Близкими помощниками отца Макария стали молодые монахи Амвросий (Гренков, 1812–1891), отец Ювеналий (Половцев) и Леонид (Кавелин), впоследствии также отец Климент (Зедергольм). Второй впоследствии стал архиепископом, третий был назначен наместником Свято-Троицкой Сергиевой Лавры, а первый упрочил известность Оптиной, став почитаемым старцем.
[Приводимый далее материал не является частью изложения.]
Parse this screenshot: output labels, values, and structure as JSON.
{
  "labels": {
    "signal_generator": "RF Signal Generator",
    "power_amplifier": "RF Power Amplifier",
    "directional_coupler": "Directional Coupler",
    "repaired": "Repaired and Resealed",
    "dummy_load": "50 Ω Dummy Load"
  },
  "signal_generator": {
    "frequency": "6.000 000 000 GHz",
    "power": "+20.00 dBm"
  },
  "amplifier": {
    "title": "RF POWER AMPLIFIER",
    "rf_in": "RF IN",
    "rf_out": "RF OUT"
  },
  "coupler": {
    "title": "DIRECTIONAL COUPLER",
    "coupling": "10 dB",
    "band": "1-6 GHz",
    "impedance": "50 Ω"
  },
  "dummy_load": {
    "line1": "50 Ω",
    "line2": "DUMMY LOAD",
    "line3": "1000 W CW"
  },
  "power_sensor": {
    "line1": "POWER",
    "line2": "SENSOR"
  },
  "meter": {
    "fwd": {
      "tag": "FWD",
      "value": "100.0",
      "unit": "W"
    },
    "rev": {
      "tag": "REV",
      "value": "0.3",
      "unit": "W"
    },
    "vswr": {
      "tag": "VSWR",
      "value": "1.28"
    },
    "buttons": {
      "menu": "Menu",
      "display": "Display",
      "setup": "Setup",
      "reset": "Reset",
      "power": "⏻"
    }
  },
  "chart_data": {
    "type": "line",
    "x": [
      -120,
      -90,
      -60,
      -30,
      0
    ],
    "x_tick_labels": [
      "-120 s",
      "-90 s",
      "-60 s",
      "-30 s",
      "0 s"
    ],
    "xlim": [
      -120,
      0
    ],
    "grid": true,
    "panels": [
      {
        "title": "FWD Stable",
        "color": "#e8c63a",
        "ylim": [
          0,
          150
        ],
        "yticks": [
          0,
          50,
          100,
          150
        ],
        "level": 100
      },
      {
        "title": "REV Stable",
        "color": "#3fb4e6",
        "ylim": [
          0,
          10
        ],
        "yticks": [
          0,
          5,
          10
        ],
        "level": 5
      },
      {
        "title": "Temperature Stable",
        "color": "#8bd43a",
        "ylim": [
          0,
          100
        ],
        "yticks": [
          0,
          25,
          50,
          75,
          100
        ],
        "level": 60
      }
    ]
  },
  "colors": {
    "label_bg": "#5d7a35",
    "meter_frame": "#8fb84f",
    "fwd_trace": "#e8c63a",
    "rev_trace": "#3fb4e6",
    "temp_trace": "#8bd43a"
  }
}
Слава об Оптинских старцах между тем распространялась по России. Н. В. Гоголь как-то из имения Киреевского отправился в Оптину. За две версты от обители писатель со своим спутником М. А. Максимовичем вышли из экипажа и пошли пешком до самой обители. На дороге они встретили девочку с миской земляники и хотели купить у нее ягод. Девочка, видя путешествующих людей, не захотела взять от них денег и отдала им землянику даром. «Пустынь эта распространяет благочестие в народе, – сказал Гоголь. – Я не раз замечал подобные влияния таких обителей». О своем посещении Оптиной пустыни Гоголь писал летом 1850 года своему близкому знакомому графу А. П. Толстому: «Я заезжал по дороге в Оптинскую пустынь и навсегда унес о ней воспоминанье. Я думаю, на самой Афонской горе не лучше. Благодать видимо там царствует. Это слышится в самом наружном служении… Нигде я не видал таких монахов, с каждым из них, мне казалось, беседует все небесное. Я не расспрашивал, кто из них как живет: их лица сказывали сами все. Самые служки меня поразили светлой ласковостью ангелов, лучезарной простотой обхождения; самые работники в монастыре, самые крестьяне и жители окрестностей. За несколько верст, подъезжая к обители, уже слышишь ея благоухание: все становятся приветливее, поклоны ниже и участие к человеку больше» (78, с. 594).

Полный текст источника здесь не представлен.